The ChristmasJoyClient can then be injected into controllers or services as usual.


Built-In Resilience Annotations

Retry logic and concurrency limits are now first-class citizens.

You can annotate methods directly:

@GetExchange("/greetings?random")
@Retryable(maxAttempts = 3, delay = 100, multiplier = 2, maxDelay = 1000)
@ConcurrencyLimit(3)
String getRandomGreeting();

Enable them by adding @EnableResilientMethods to a configuration class. This simplifies resilience without third-party libraries, while still integrating well with tools like Resilience4j.


Multiple TaskDecorator Beans

In older versions, you could only register one TaskDecorator. Now, Spring 7 lets you declare multiple decorators, and Spring will chain them automatically.

Example decorators for logging and timing:

@Configuration
@Slf4j
public class TaskDecoratorConfiguration {

    @Bean
    @Order(2)
    TaskDecorator loggingTaskConfigurator() {
        return runnable -> () -> {
            log.info("Running Task: {}", runnable);
            try { runnable.run(); }
            finally { log.info("Finished Task: {}", runnable); }
        };
    }

    @Bean
    @Order(1)
    TaskDecorator measuringTaskConfigurator() {
        return runnable -> () -> {
            long ts1 = System.currentTimeMillis();
            try { runnable.run(); }
            finally {
                long ts2 = System.currentTimeMillis();
                log.info("Finished within {}ms (Task: {})", ts2 - ts1, runnable);
            }
        };
    }
}

This eliminates boilerplate composite decorators and simplifies async customization.


Null Safety with JSpecify

Spring adopts JSpecify for nullability annotations.
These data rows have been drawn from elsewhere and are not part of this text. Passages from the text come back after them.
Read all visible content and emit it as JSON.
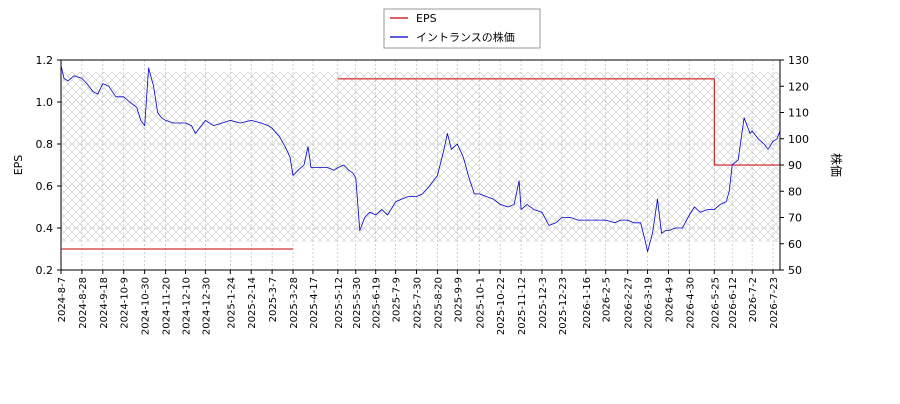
{
  "chart_data": {
    "type": "line",
    "legend": {
      "placement": "top-center",
      "items": [
        {
          "name": "EPS",
          "color": "#cc0000"
        },
        {
          "name": "イントランスの株価",
          "color": "#0000cc"
        }
      ]
    },
    "xlabel": "",
    "ylabel_left": "EPS",
    "ylabel_right": "株価",
    "ylim_left": [
      0.2,
      1.2
    ],
    "ylim_right": [
      50,
      130
    ],
    "yticks_left": [
      "0.2",
      "0.4",
      "0.6",
      "0.8",
      "1.0",
      "1.2"
    ],
    "yticks_right": [
      "50",
      "60",
      "70",
      "80",
      "90",
      "100",
      "110",
      "120",
      "130"
    ],
    "x_ticks": [
      "2024-8-7",
      "2024-8-28",
      "2024-9-18",
      "2024-10-9",
      "2024-10-30",
      "2024-11-20",
      "2024-12-10",
      "2024-12-30",
      "2025-1-24",
      "2025-2-14",
      "2025-3-7",
      "2025-3-28",
      "2025-4-17",
      "2025-5-12",
      "2025-5-30",
      "2025-6-19",
      "2025-7-9",
      "2025-7-30",
      "2025-8-20",
      "2025-9-9",
      "2025-10-1",
      "2025-10-22",
      "2025-11-12",
      "2025-12-3",
      "2025-12-23",
      "2026-1-16",
      "2026-2-5",
      "2026-2-27",
      "2026-3-19",
      "2026-4-9",
      "2026-4-30",
      "2026-5-25",
      "2026-6-12",
      "2026-7-2",
      "2026-7-23"
    ],
    "grid": true,
    "series": [
      {
        "name": "EPS",
        "axis": "left",
        "color": "#cc0000",
        "segments": [
          [
            [
              "2024-8-7",
              0.3
            ],
            [
              "2025-3-28",
              0.3
            ]
          ],
          [
            [
              "2025-5-12",
              1.11
            ],
            [
              "2026-5-25",
              1.11
            ],
            [
              "2026-5-25",
              0.7
            ],
            [
              "2026-7-30",
              0.7
            ]
          ]
        ]
      },
      {
        "name": "イントランスの株価",
        "axis": "right",
        "color": "#0000cc",
        "points": [
          [
            "2024-8-7",
            128
          ],
          [
            "2024-8-10",
            123
          ],
          [
            "2024-8-14",
            122
          ],
          [
            "2024-8-20",
            124
          ],
          [
            "2024-8-28",
            123
          ],
          [
            "2024-9-2",
            121
          ],
          [
            "2024-9-8",
            118
          ],
          [
            "2024-9-13",
            117
          ],
          [
            "2024-9-18",
            121
          ],
          [
            "2024-9-24",
            120
          ],
          [
            "2024-10-1",
            116
          ],
          [
            "2024-10-9",
            116
          ],
          [
            "2024-10-15",
            114
          ],
          [
            "2024-10-22",
            112
          ],
          [
            "2024-10-26",
            107
          ],
          [
            "2024-10-30",
            105
          ],
          [
            "2024-11-3",
            127
          ],
          [
            "2024-11-8",
            120
          ],
          [
            "2024-11-12",
            110
          ],
          [
            "2024-11-16",
            108
          ],
          [
            "2024-11-20",
            107
          ],
          [
            "2024-11-28",
            106
          ],
          [
            "2024-12-5",
            106
          ],
          [
            "2024-12-10",
            106
          ],
          [
            "2024-12-16",
            105
          ],
          [
            "2024-12-20",
            102
          ],
          [
            "2024-12-26",
            105
          ],
          [
            "2024-12-30",
            107
          ],
          [
            "2025-1-7",
            105
          ],
          [
            "2025-1-16",
            106
          ],
          [
            "2025-1-24",
            107
          ],
          [
            "2025-2-3",
            106
          ],
          [
            "2025-2-14",
            107
          ],
          [
            "2025-2-24",
            106
          ],
          [
            "2025-3-3",
            105
          ],
          [
            "2025-3-7",
            104
          ],
          [
            "2025-3-14",
            101
          ],
          [
            "2025-3-20",
            97
          ],
          [
            "2025-3-25",
            93
          ],
          [
            "2025-3-28",
            86
          ],
          [
            "2025-4-2",
            88
          ],
          [
            "2025-4-8",
            90
          ],
          [
            "2025-4-12",
            97
          ],
          [
            "2025-4-15",
            89
          ],
          [
            "2025-4-17",
            89
          ],
          [
            "2025-4-25",
            89
          ],
          [
            "2025-5-2",
            89
          ],
          [
            "2025-5-8",
            88
          ],
          [
            "2025-5-12",
            89
          ],
          [
            "2025-5-18",
            90
          ],
          [
            "2025-5-23",
            88
          ],
          [
            "2025-5-27",
            87
          ],
          [
            "2025-5-30",
            85
          ],
          [
            "2025-6-3",
            65
          ],
          [
            "2025-6-8",
            70
          ],
          [
            "2025-6-13",
            72
          ],
          [
            "2025-6-19",
            71
          ],
          [
            "2025-6-25",
            73
          ],
          [
            "2025-7-1",
            71
          ],
          [
            "2025-7-9",
            76
          ],
          [
            "2025-7-15",
            77
          ],
          [
            "2025-7-22",
            78
          ],
          [
            "2025-7-30",
            78
          ],
          [
            "2025-8-5",
            79
          ],
          [
            "2025-8-12",
            82
          ],
          [
            "2025-8-20",
            86
          ],
          [
            "2025-8-26",
            95
          ],
          [
            "2025-8-30",
            102
          ],
          [
            "2025-9-3",
            96
          ],
          [
            "2025-9-9",
            98
          ],
          [
            "2025-9-15",
            93
          ],
          [
            "2025-9-20",
            86
          ],
          [
            "2025-9-26",
            79
          ],
          [
            "2025-10-1",
            79
          ],
          [
            "2025-10-8",
            78
          ],
          [
            "2025-10-15",
            77
          ],
          [
            "2025-10-22",
            75
          ],
          [
            "2025-10-30",
            74
          ],
          [
            "2025-11-5",
            75
          ],
          [
            "2025-11-10",
            84
          ],
          [
            "2025-11-12",
            73
          ],
          [
            "2025-11-18",
            75
          ],
          [
            "2025-11-25",
            73
          ],
          [
            "2025-12-3",
            72
          ],
          [
            "2025-12-10",
            67
          ],
          [
            "2025-12-17",
            68
          ],
          [
            "2025-12-23",
            70
          ],
          [
            "2026-1-1",
            70
          ],
          [
            "2026-1-8",
            69
          ],
          [
            "2026-1-16",
            69
          ],
          [
            "2026-1-25",
            69
          ],
          [
            "2026-2-5",
            69
          ],
          [
            "2026-2-14",
            68
          ],
          [
            "2026-2-20",
            69
          ],
          [
            "2026-2-27",
            69
          ],
          [
            "2026-3-5",
            68
          ],
          [
            "2026-3-12",
            68
          ],
          [
            "2026-3-16",
            62
          ],
          [
            "2026-3-19",
            57
          ],
          [
            "2026-3-24",
            64
          ],
          [
            "2026-3-29",
            77
          ],
          [
            "2026-4-2",
            64
          ],
          [
            "2026-4-6",
            65
          ],
          [
            "2026-4-9",
            65
          ],
          [
            "2026-4-16",
            66
          ],
          [
            "2026-4-23",
            66
          ],
          [
            "2026-4-30",
            71
          ],
          [
            "2026-5-5",
            74
          ],
          [
            "2026-5-11",
            72
          ],
          [
            "2026-5-18",
            73
          ],
          [
            "2026-5-25",
            73
          ],
          [
            "2026-5-31",
            75
          ],
          [
            "2026-6-6",
            76
          ],
          [
            "2026-6-9",
            80
          ],
          [
            "2026-6-12",
            90
          ],
          [
            "2026-6-18",
            92
          ],
          [
            "2026-6-24",
            108
          ],
          [
            "2026-6-30",
            102
          ],
          [
            "2026-7-2",
            103
          ],
          [
            "2026-7-8",
            100
          ],
          [
            "2026-7-14",
            98
          ],
          [
            "2026-7-18",
            96
          ],
          [
            "2026-7-23",
            99
          ],
          [
            "2026-7-27",
            100
          ],
          [
            "2026-7-30",
            103
          ]
        ]
      }
    ]
  }
}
Instead of a mix of @Nonnull, @Nullable, or @NotNull, you now get a single, modern standard.

Example:

@Override
public void configureApiVersioning(@NonNull ApiVersionConfigurer configurer) {
    configurer.usePathSegment(1);
}

This improves IDE tooling, Kotlin interop, and reduces the risk of NullPointerExceptions.


Deprecations and Removals

With modernization comes cleanup:

  • javax.* packages are removed — only Jakarta EE 11 is supported.
  • Jackson 2.x support is dropped — upgrade to Jackson 3.x.
  • Spring JCL (logging bridge) is gone in favor of Apache Commons Logging.
  • JUnit 4 support is deprecated — migrate to JUnit 5.
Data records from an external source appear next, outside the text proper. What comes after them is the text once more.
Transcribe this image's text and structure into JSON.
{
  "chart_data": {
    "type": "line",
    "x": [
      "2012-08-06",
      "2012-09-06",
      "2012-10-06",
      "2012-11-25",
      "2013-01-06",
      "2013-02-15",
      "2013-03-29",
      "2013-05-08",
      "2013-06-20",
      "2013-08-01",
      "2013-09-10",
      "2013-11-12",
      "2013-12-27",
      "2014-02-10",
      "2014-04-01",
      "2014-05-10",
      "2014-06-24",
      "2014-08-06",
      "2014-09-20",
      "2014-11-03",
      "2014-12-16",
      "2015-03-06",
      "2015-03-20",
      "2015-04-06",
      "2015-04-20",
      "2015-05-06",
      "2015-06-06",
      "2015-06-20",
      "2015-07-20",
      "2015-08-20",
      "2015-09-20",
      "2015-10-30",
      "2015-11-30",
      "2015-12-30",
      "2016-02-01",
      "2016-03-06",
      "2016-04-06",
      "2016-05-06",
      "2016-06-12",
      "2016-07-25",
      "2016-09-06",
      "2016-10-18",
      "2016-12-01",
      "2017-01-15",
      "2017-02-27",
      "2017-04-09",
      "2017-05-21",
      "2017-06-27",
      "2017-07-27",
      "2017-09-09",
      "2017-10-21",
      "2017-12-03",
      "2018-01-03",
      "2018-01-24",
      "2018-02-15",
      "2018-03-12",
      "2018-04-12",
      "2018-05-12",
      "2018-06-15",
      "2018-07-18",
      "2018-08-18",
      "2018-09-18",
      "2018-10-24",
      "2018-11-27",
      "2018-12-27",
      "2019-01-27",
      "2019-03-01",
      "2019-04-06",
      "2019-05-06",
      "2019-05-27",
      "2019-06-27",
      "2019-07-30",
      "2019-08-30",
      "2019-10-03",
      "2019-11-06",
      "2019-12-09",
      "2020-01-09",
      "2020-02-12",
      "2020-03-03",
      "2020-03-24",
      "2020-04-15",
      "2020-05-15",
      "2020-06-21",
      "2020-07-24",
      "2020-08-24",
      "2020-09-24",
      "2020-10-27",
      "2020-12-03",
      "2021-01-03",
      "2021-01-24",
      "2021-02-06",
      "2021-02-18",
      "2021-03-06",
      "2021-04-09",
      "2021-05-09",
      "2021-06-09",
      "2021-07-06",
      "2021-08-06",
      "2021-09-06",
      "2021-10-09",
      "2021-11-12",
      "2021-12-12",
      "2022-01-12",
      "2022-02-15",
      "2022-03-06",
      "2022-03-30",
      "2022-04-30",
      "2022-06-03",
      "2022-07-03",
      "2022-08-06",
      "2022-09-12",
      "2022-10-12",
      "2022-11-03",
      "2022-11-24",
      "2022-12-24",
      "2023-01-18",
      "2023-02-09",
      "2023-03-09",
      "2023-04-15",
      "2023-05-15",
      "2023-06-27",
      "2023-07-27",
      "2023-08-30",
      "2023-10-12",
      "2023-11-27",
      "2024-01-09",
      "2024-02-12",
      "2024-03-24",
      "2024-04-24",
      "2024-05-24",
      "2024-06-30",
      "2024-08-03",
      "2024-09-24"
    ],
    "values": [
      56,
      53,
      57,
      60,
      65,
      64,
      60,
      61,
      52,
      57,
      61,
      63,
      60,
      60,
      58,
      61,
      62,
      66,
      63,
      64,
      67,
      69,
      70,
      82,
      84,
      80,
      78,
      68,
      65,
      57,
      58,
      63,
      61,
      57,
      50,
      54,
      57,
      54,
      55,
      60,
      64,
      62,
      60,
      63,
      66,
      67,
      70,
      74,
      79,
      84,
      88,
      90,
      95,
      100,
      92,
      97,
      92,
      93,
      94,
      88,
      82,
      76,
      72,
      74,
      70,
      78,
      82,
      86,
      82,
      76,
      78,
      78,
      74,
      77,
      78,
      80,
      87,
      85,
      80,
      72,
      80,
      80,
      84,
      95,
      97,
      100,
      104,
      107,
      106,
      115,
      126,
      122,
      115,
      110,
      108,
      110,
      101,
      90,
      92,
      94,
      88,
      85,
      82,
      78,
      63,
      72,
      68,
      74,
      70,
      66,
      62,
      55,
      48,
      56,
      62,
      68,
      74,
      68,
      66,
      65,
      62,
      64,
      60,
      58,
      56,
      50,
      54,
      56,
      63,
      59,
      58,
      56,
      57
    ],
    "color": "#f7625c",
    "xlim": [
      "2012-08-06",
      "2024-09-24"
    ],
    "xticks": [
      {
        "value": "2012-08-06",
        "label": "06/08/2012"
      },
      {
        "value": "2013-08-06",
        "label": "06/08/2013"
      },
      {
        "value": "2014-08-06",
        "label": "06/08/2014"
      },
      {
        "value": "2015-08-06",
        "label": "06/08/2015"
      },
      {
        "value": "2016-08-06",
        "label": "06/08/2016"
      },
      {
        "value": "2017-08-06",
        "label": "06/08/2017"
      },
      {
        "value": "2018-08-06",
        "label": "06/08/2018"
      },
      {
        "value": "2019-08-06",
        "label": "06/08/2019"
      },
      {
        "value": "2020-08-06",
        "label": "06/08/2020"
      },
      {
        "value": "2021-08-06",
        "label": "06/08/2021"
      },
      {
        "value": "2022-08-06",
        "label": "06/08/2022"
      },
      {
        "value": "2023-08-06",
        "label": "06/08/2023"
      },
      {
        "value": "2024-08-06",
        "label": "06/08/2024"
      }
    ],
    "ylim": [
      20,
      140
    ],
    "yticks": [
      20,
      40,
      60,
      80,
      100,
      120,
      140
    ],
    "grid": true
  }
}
Plan these migrations early to avoid surprises.


Conclusion

Spring Boot 4 and Spring Framework 7 are not just incremental updates. They represent a modern, modular, cloud-native era for Java developers.

  • API versioning and resilience annotations make applications easier to evolve and harden.
  • JSpecify null safety and updated Kotlin support reduce runtime errors.
  • Declarative HTTP clients simplify service-to-service calls.
  • Native image improvements and observability tooling improve cloud readiness.

As always with major upgrades, start testing your apps early — especially around dependency updates and deprecated APIs.

But the benefits — better performance, cleaner architecture, and improved developer productivity — make the transition worthwhile.